Social Security Income for the Elderly
The Times reported that the Congress was inundated with mail from Social Security beneficiaries protesting any reduction of the scheduled cost of living increases (Part I, Nov. 18). Those interviewed on TV, and letter writers to you over the years, almost unanimously state that they have paid for their benefits, and they merely are receiving what is their own money.
Even young people write to you suggesting that they should be permitted to invest for themselves what is taken from them for them in Social Security taxes.
I retired in 1978 at the age of 62. Today, the Social Security income from my account that is payable to me and my wife is $11,244 per year. The maximum tax paid by anyone born in 1916 to and including 1978 is a grand total of $8,557. This year alone we shall receive $2,667 more than our total lifetime tax, and it is about to be increased again!

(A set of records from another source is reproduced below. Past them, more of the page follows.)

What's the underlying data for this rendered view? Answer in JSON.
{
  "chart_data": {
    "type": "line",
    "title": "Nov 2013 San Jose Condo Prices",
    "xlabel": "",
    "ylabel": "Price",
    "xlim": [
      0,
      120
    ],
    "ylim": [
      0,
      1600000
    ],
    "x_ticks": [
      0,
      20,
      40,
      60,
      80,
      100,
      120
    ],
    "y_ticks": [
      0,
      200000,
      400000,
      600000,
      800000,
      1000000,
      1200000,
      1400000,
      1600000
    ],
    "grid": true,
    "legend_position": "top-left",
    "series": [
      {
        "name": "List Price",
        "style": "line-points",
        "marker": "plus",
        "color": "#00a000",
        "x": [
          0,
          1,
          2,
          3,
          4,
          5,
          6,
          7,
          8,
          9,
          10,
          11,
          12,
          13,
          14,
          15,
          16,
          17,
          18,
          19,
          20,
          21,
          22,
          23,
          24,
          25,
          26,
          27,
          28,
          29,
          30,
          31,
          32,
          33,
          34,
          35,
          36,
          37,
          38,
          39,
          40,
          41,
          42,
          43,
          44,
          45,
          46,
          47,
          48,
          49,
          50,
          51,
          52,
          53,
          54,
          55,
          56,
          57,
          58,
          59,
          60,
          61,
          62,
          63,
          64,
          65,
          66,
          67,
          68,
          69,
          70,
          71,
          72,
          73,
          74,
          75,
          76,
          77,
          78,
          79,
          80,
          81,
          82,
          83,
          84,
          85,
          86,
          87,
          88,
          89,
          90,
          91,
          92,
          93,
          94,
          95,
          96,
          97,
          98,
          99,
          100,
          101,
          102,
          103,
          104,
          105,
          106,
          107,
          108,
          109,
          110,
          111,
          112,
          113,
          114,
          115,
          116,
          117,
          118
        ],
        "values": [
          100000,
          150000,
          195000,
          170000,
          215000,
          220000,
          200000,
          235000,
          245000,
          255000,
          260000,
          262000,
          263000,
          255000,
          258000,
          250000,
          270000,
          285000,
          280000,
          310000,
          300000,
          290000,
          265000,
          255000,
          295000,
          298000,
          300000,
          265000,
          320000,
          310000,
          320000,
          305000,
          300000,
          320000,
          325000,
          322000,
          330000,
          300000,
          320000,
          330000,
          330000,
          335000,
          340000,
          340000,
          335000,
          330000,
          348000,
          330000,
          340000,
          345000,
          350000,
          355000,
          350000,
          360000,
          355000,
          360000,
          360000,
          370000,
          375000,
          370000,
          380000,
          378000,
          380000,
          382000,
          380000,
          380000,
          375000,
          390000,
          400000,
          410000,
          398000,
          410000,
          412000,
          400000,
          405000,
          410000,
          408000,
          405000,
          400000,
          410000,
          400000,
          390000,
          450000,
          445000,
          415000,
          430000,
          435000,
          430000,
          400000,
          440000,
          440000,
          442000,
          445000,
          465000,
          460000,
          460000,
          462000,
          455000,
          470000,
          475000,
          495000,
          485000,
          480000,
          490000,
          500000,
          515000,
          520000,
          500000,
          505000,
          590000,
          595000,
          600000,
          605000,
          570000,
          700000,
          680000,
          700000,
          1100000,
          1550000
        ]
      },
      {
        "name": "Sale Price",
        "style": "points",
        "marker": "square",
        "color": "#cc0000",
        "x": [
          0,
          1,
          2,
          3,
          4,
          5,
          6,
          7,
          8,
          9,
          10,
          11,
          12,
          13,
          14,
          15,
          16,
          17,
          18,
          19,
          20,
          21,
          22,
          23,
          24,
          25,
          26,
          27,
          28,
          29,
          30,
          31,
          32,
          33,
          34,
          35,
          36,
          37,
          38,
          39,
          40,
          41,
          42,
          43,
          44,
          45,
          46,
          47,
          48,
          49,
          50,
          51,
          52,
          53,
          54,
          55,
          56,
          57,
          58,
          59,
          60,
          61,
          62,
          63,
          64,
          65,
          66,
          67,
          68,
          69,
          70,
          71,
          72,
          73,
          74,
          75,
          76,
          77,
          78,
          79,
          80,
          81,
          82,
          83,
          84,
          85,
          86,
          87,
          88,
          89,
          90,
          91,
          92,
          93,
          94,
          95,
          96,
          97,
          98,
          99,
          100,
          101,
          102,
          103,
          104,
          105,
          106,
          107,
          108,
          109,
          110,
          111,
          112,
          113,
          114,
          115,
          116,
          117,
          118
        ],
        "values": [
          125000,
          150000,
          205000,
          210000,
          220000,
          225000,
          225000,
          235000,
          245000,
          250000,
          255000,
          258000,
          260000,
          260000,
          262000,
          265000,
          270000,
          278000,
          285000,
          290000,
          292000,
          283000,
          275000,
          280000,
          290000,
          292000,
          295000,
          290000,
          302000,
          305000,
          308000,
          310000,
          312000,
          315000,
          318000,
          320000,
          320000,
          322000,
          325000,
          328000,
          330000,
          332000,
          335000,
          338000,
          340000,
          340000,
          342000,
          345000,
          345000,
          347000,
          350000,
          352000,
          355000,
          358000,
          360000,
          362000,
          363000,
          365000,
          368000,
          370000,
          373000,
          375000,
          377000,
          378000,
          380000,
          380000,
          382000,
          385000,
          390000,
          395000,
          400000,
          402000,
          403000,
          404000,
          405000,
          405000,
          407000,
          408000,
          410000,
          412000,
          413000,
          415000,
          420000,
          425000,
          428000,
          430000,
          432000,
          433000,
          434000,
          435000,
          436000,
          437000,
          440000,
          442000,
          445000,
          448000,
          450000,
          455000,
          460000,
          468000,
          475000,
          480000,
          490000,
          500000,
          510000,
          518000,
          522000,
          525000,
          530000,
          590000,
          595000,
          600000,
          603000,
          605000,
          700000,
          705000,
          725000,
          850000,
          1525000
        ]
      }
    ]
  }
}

Social Security is nothing but welfare, and we shall never treat it properly until we call it by name.
I have suggested to my representatives that Social Security payments be programmed to include a statement of the lifetime tax paid and the to-date total of the amount received.
Young people should understand that the tax they pay today is disbursed today. It does not create a fund for them. Today the maximum tax paid by an employee is $3,003. When I started to work the maximum tax was $30. In 1988 the maximum tax for an employee jumps to $3,762.51, and if he is self-employed it is double that amount.
I resent senior citizen organizations pretending to represent me in pressuring members of Congress to continue to take large taxes from young people in order to give it to me.
Next year a young woman, for example, with a $20,000 income will pay $1,502 to the government who will pay all of it immediately to today’s elderly.
The old timers have representation--whether they want it or not--for Social Security to pay more, more, more. Who will represent the young? Only the truth! The media must begin to portray Social Security for what it is--a tax-favored welfare program.